Donald Trump: Geheimes Briefing im Weißen Haus mit Netanjahu
Taryn Kaur Pedler, leitende Auslandskorrespondentin der britischen "Daily Mail", berichtet über ein geheimes Briefing im Weißen Haus, das alles veränderte. Dabei überzeugte der israelische Präsident Benjamin Netanjahu Trump von der Operation "Epic Fury", indem er ihm am 11. Februar in einer einstündigen Präsentation die Verwundbarkeit des Irans schilderte. Das Ziel: ein schneller und knallharter Regimewechsel.
Netanjahus Versprechen: Irans Raketenkapazitäten könne man innerhalb weniger Wochen vernichten, die Straße von Hormus bliebe offen und Vergeltungsschläge seien minimal. Der israelische Geheimdienst Mossad könne einen Aufstand anzetteln, um einen Regimewechsel zu provozieren.
CIA-Direktor bezeichnete Iran-Angriff der USA als "Farce"
Heute wissen wir: Die Realität sieht anders aus. Donald Trump habe sich überzeugen lassen, seine Berater:innen hingegen nicht. Die Idee eines Volksaufstands, der die islamische Regierung durch eine moderatere ersetzen würde, sei "unrealistisch". CIA-Direktor John Ratcliffe bezeichnete diese Vorstellung sogar als "Farce", heißt es in der "Daily Mail".
Iran-Krieg aktuell - J.D. Vance versuchte vergebens zu intervenieren
Vize-Präsident J.D. Vance sprach sich ebenfalls energisch gegen einen Krieg aus.
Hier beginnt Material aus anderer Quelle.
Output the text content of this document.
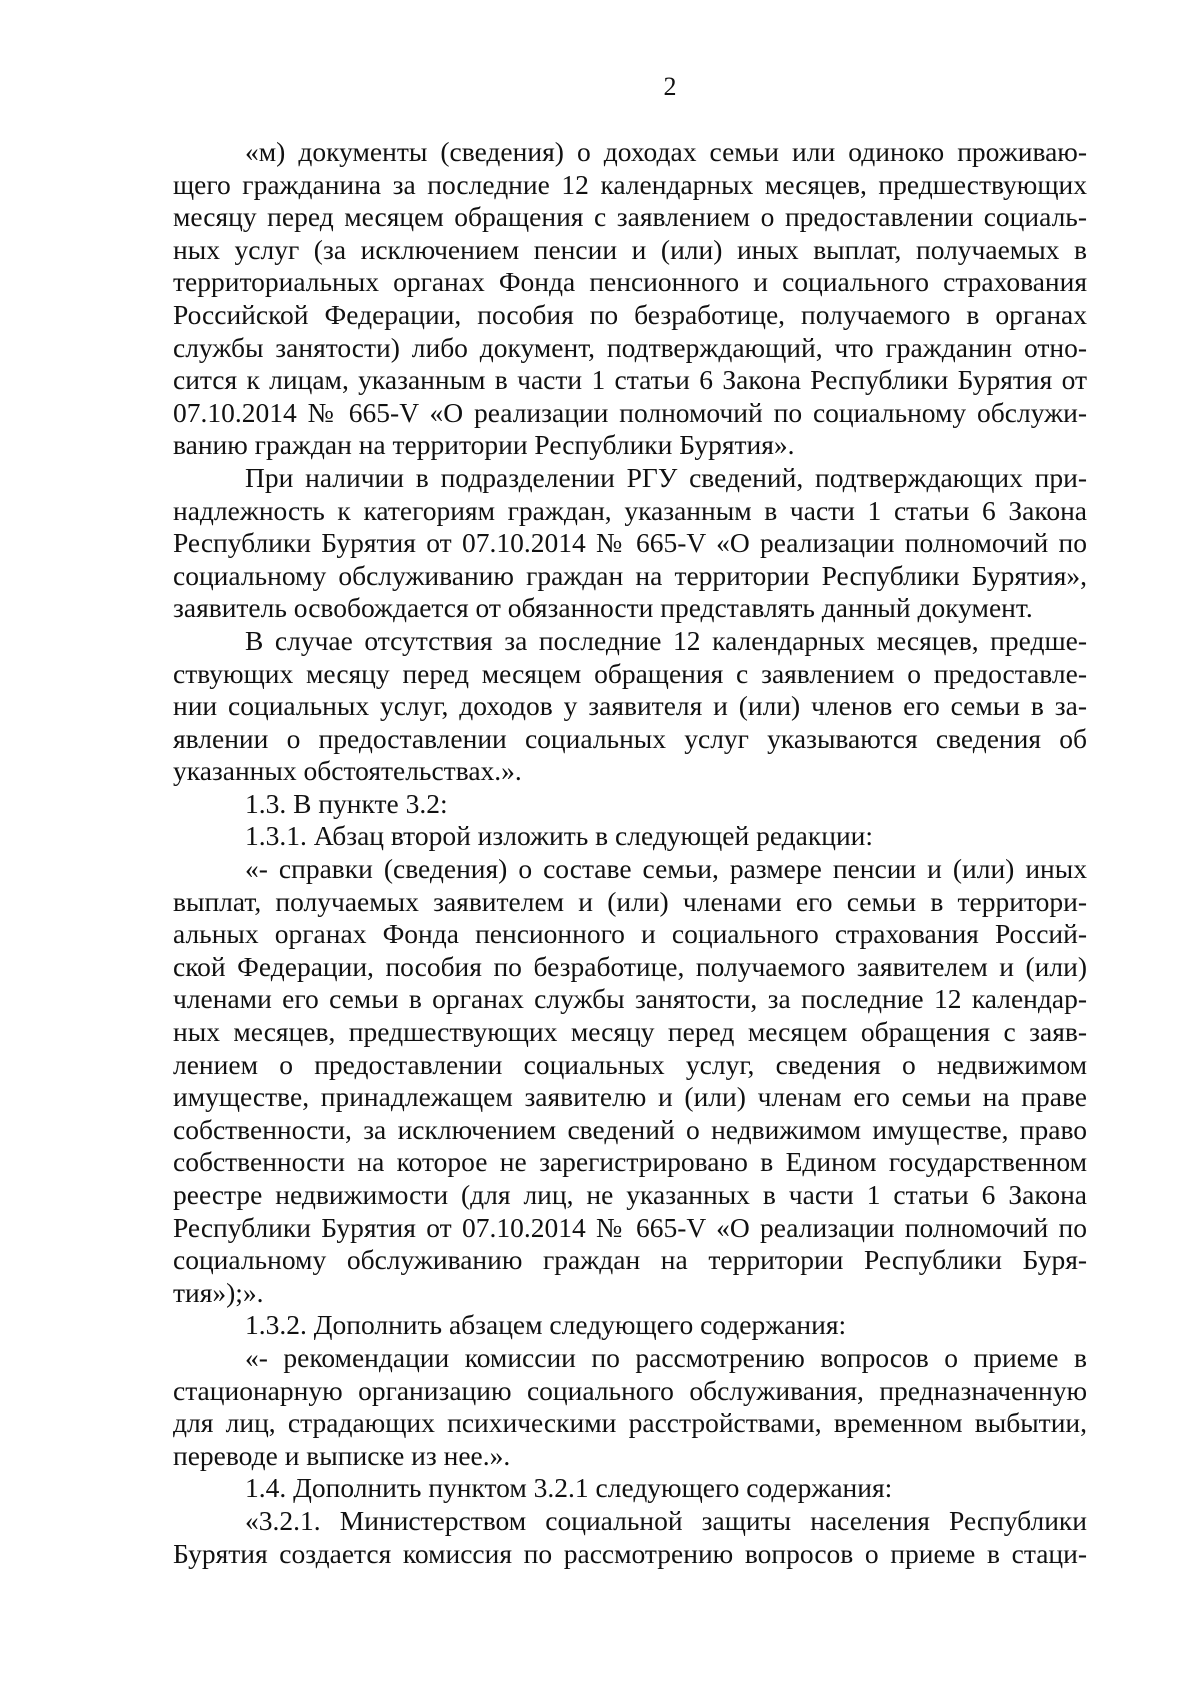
2
«м) документы (сведения) о доходах семьи или одиноко проживаю-
щего гражданина за последние 12 календарных месяцев, предшествующих
месяцу перед месяцем обращения с заявлением о предоставлении социаль-
ных услуг (за исключением пенсии и (или) иных выплат, получаемых в
территориальных органах Фонда пенсионного и социального страхования
Российской Федерации, пособия по безработице, получаемого в органах
службы занятости) либо документ, подтверждающий, что гражданин отно-
сится к лицам, указанным в части 1 статьи 6 Закона Республики Бурятия от
07.10.2014 № 665-V «О реализации полномочий по социальному обслужи-
ванию граждан на территории Республики Бурятия».
При наличии в подразделении РГУ сведений, подтверждающих при-
надлежность к категориям граждан, указанным в части 1 статьи 6 Закона
Республики Бурятия от 07.10.2014 № 665-V «О реализации полномочий по
социальному обслуживанию граждан на территории Республики Бурятия»,
заявитель освобождается от обязанности представлять данный документ.
В случае отсутствия за последние 12 календарных месяцев, предше-
ствующих месяцу перед месяцем обращения с заявлением о предоставле-
нии социальных услуг, доходов у заявителя и (или) членов его семьи в за-
явлении о предоставлении социальных услуг указываются сведения об
указанных обстоятельствах.».
1.3. В пункте 3.2:
1.3.1. Абзац второй изложить в следующей редакции:
«- справки (сведения) о составе семьи, размере пенсии и (или) иных
выплат, получаемых заявителем и (или) членами его семьи в территори-
альных органах Фонда пенсионного и социального страхования Россий-
ской Федерации, пособия по безработице, получаемого заявителем и (или)
членами его семьи в органах службы занятости, за последние 12 календар-
ных месяцев, предшествующих месяцу перед месяцем обращения с заяв-
лением о предоставлении социальных услуг, сведения о недвижимом
имуществе, принадлежащем заявителю и (или) членам его семьи на праве
собственности, за исключением сведений о недвижимом имуществе, право
собственности на которое не зарегистрировано в Едином государственном
реестре недвижимости (для лиц, не указанных в части 1 статьи 6 Закона
Республики Бурятия от 07.10.2014 № 665-V «О реализации полномочий по
социальному обслуживанию граждан на территории Республики Буря-
тия»);».
1.3.2. Дополнить абзацем следующего содержания:
«- рекомендации комиссии по рассмотрению вопросов о приеме в
стационарную организацию социального обслуживания, предназначенную
для лиц, страдающих психическими расстройствами, временном выбытии,
переводе и выписке из нее.».
1.4. Дополнить пунктом 3.2.1 следующего содержания:
«3.2.1. Министерством социальной защиты населения Республики
Бурятия создается комиссия по рассмотрению вопросов о приеме в стаци-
Er warnte davor, dass ein Angriff die gesamte Region destabilisieren würde, es massive Opferzahlen geben wird und die politische Basis von Trump gespalten werde. Und auch die schwindenden Munitionsbestände der US-Armee führte er an.
Donald Trump hingegen hegte keine Zweifel. Netanjahus Versprechen wogen schwerer als die Einwände seiner Berater:innen. Trumps Überzeugung: Es war schon immer so, dass er auf seinen Instinkt vertrauen konnte. Der Kriegseintritt war also keineswegs das Ergebnis einer strategischen Einigung, sondern Trumps innere Überzeugung - die nun ihre Konsequenzen fordert.
Die Folgen des Iran-Kriegs für die USA und weltweit sind erschreckend
Teheran schloss die Straße von Hormus, eine der wichtigsten Routen von Öl- und Gaslieferungen, und sorgte somit für die gravierendste Störung der Energieversorgung, welche die Welt je erlebt habe, erklärt Fatih Birol, Exekutivdirektor der Internationalen Energieagentur (IEA), gegenüber der Zeitung "Le Figaro". "Die Situation ist ernster als die in den Jahren 1973, 1979 und 2022 zusammen", so der Experte.
Der Iran hat entgegen Israels Versicherungen bei Angriffen auf amerikanische Militärstützpunkte erheblichen Schaden angerichtet und auch der von Trump angestrebte Regimewechsel ist nicht vollzogen. Vielmehr muss Donald Trump sich nun einer bröckelnden Basis stellen und seine Macht schwindet. Die zweiwöchige Waffenruhe im Iran und die zeitlich begrenzte Öffnung der Straße von Hormus geben ihm jedoch ein kurzes Zeitfenster.